Before the creation of the world, there was only God and she filled every corner and cavity of the universe. She wished for a child, but there was nowhere for the world to be born. So she breathed, inhale exhale, contraction expansion, a convulsing not unlike the contractions of birth Tzimtzum, to create an opening inside herself, a womb within which the world could exist. She diminished the light of her being in stages of emanation, that the world to take place within her would not be blinded by her radiance. She formed a creature, androgynous, from what had become of the materiality of her light, the matter was called adamah earth. She blew a soul into its nose and named the creature Adam after the adamah, the earth from which it came.
Luria thus returns creation to the intendance of the feminine. And hidden in the name of the first human, is a memory of the bond we share with the Earth. But patriarchy instituted a hierarchy of souls above bodies and light above earth. The healing of stories which the creation of the world in the year 5783 calls for must include a reprioritization of the hierarchy of elements which compose our imagination. For no longer are we a sky people who live on light and air, we are dwellers of earth, inhabitants of a world which lives by water. Our creation stories begin, “Let there be earth, let there be water.”
The past few years have been filled with hardships and suffering. We are watching the destruction of the planet in real time. Plague has taken many lives, cut us off from community and how we used to be with one another. Political evil, fear, hatred and violence everywhere. School shootings daily. Racist shootings, Antisemetic violence. And the traumas of history, slavery, genocide of those indigenous to this land, capitalism colonialism misogyny, we are attending slowly to the sins of the past, but the work is difficult and vast.
Skywoman, Mother Earth is speaking to us, and we must heed her voice. In the disease of the pandemic she is singing to her children, quit your worship of money and fossil fuels. In the violent rains of the floods destroying villages, cities and islands she is shouting, you are cutting holes into my body, I am at the verge of death.
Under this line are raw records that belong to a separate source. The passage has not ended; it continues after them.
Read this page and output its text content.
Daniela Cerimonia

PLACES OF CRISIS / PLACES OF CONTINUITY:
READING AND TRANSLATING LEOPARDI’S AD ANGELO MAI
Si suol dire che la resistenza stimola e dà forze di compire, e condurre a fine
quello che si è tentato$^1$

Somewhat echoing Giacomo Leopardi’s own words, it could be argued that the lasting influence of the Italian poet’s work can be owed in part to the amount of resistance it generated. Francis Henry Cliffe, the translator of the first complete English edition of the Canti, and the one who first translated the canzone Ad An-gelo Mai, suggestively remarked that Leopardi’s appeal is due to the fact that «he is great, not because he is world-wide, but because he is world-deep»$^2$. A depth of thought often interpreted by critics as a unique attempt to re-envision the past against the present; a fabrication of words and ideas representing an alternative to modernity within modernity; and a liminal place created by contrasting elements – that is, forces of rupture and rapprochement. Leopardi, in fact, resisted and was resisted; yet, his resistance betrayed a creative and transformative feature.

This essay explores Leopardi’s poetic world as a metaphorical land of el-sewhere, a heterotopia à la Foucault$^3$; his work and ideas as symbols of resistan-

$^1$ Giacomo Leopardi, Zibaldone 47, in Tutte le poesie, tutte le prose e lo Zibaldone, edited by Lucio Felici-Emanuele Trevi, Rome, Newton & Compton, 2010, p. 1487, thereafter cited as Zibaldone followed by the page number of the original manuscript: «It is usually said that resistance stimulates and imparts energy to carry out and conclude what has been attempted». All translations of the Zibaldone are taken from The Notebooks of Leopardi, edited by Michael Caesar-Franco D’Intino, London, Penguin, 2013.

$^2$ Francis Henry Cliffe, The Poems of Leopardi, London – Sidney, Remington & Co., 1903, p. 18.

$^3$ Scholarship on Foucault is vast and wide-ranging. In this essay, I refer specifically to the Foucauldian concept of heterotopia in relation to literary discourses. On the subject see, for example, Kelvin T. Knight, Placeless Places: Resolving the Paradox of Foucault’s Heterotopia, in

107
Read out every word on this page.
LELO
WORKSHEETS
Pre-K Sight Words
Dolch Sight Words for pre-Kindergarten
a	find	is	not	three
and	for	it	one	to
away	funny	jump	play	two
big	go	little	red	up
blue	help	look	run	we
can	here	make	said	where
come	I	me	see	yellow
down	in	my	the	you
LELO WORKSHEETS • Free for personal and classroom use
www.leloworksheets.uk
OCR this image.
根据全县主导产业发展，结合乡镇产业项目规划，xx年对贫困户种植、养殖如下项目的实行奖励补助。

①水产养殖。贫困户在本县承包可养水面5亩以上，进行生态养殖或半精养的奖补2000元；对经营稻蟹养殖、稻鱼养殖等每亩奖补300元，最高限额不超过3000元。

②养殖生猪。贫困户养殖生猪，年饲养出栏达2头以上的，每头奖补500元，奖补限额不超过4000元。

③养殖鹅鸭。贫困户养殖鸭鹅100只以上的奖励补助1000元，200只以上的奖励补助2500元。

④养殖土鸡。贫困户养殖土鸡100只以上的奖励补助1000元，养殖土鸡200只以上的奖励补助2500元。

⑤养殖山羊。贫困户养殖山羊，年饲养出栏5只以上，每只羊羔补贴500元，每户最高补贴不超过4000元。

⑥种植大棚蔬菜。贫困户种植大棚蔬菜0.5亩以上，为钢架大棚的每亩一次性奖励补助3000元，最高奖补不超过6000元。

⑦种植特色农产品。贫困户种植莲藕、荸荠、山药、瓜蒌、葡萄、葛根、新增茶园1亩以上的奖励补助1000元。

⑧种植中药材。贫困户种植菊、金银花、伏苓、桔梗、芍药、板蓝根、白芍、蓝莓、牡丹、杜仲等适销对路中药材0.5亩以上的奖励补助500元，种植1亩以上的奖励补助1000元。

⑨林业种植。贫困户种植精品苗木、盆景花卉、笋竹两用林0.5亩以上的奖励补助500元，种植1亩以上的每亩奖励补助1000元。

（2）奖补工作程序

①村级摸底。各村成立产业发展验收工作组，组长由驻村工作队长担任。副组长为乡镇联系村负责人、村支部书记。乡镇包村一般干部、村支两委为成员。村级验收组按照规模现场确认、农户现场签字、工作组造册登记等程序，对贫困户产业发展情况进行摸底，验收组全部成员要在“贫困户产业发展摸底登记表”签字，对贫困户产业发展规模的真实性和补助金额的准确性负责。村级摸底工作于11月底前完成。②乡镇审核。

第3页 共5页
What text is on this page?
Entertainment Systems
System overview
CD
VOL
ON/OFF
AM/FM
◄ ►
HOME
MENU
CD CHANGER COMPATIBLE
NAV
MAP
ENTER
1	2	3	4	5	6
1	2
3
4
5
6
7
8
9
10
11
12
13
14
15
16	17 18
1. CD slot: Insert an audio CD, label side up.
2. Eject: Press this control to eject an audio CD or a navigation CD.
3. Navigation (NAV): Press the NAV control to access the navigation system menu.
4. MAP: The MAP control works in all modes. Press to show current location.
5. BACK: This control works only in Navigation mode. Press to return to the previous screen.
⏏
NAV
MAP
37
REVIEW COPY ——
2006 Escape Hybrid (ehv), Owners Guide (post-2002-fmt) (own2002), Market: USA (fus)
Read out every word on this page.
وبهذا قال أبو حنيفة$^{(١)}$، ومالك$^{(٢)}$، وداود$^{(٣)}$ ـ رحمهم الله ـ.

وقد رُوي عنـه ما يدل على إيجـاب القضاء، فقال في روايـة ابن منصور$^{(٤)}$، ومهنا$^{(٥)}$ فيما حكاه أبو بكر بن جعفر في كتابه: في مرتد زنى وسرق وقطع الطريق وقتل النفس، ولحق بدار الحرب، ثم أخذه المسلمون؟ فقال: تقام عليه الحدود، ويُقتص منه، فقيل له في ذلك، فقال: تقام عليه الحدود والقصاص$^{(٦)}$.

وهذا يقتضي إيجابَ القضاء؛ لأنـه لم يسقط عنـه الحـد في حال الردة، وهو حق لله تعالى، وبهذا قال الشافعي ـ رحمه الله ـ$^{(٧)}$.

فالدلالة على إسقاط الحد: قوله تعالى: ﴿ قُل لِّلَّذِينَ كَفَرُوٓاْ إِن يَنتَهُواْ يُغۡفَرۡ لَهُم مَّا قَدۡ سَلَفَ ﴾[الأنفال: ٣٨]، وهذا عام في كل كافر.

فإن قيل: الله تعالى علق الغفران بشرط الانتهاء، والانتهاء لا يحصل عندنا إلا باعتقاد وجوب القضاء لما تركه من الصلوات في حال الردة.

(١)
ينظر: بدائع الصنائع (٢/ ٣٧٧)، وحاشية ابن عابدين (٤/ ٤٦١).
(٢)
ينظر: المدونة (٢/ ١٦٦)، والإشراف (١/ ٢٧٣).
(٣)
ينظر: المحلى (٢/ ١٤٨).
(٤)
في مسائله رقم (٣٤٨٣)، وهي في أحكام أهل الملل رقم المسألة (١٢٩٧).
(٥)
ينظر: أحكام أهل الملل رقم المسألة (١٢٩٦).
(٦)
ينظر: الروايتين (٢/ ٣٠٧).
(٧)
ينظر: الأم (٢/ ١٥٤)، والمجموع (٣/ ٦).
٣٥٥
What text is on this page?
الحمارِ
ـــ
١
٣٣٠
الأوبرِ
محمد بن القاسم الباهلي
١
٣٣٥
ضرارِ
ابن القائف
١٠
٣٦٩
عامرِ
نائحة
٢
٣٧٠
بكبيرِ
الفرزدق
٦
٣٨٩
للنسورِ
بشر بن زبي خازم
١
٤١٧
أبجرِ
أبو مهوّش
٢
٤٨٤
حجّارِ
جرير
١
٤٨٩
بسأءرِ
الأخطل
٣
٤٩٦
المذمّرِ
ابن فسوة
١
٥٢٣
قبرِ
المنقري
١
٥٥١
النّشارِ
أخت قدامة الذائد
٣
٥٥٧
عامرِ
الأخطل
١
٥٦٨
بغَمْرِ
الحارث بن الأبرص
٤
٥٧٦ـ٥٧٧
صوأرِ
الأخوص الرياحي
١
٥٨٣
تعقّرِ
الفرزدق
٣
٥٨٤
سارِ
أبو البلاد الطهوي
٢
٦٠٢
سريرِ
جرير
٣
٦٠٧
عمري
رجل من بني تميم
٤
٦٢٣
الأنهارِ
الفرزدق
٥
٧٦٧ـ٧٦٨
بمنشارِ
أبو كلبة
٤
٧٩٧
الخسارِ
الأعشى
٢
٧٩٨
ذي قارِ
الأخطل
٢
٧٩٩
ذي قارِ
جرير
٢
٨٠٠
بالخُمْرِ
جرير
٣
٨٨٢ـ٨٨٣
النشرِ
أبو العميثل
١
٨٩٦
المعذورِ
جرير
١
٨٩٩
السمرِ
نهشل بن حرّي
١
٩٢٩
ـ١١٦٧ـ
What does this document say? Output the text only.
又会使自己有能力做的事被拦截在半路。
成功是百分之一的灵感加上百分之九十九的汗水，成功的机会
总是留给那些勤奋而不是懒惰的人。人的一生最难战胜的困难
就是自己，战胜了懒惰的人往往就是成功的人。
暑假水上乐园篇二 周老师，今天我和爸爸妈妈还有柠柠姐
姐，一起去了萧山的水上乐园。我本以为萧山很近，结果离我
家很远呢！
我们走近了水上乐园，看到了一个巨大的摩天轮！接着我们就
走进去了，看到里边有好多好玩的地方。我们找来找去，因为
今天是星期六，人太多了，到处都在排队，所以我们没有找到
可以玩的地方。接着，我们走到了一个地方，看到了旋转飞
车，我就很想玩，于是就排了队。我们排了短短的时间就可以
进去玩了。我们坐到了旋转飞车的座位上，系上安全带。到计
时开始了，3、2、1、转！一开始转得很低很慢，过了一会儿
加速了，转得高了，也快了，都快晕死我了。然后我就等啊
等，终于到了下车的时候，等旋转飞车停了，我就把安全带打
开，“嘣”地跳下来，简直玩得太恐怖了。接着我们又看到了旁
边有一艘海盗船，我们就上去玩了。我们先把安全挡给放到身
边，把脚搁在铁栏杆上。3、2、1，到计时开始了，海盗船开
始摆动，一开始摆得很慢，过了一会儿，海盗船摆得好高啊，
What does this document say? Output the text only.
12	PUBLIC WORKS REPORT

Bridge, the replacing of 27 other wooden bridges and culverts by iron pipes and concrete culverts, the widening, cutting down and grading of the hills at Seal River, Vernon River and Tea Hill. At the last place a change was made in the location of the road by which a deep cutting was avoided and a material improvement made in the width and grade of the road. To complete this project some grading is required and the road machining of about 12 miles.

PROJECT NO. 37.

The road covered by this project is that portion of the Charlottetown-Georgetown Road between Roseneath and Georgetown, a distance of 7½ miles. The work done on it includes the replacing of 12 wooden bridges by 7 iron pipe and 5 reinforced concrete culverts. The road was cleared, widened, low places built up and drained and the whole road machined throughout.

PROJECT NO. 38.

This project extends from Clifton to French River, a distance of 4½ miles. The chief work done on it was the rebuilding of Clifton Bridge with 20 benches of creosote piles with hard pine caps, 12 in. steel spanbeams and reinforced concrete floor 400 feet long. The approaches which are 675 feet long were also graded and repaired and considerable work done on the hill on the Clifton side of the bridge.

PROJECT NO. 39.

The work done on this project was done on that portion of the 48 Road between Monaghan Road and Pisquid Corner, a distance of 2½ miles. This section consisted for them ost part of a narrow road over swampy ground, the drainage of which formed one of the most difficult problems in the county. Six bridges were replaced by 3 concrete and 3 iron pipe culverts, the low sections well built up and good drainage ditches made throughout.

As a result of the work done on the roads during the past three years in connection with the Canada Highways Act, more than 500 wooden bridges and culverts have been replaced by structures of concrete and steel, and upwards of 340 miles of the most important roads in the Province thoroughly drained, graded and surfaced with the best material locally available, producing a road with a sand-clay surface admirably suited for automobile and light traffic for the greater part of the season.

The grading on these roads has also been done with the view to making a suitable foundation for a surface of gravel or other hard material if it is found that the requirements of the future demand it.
Remember the story of creation when we replanted the roots of the Tree of Life. We are all formed of the same stuff, different iterations of cell, nuclei, cytoplasm and membrane, carbon, mineral, dust. Quit your concern with your individualistic selves, with identity, becoming, with self care, with soul – the project of repair is Earth. My repair is your self discovery.
Where is prayer in these cosmogonies? Earth is the humble element, conversant in all the postures of lowliness, the gestures of facing reaching yearning upward. If earth is the primary matter, the substance of our creation, every exchange with the Earth is an act of communion. Prayer is the movement into the consciousness of animism and gift, the living beings of Turtle Island actively gifting each other their lifeforce. The first taste of strawberries in June, the wood of the fire beneath the stars of night, the tea from the roots of the tree, the healing of the natural medicines in the plants, food and spice, psychedelic brews and fungi that carry us to meetings with the goddess who made the world, bodies without souls buried in the ground no different than seeds. Every moment of the day can be prayer unceasing. We could not have arrived at this hour of history, the defilement of the Earth, with the lessons of Skywoman’s story over our hearts.
Who am I? I am an earthling, an earth creature, a mud animal, a compostoid, flesh formed of pomegranates apples meaty pink watermelon. I am from the Earth, Adam, Adamah, just like everyone else. What is my purpose? I am here to affect repair, to join letters in prayer, fill them with the light of my being. I am here to purify the waters of my dwelling place, pour the earth of my deep into all of my works. I am here to listen to all the creatures whose creation precedes my own, water, wind, plants and animals, creepy crawlers, dwellers of sky and sea. I am here to sing songs of gratitude. “Let there be water, let there be earth.”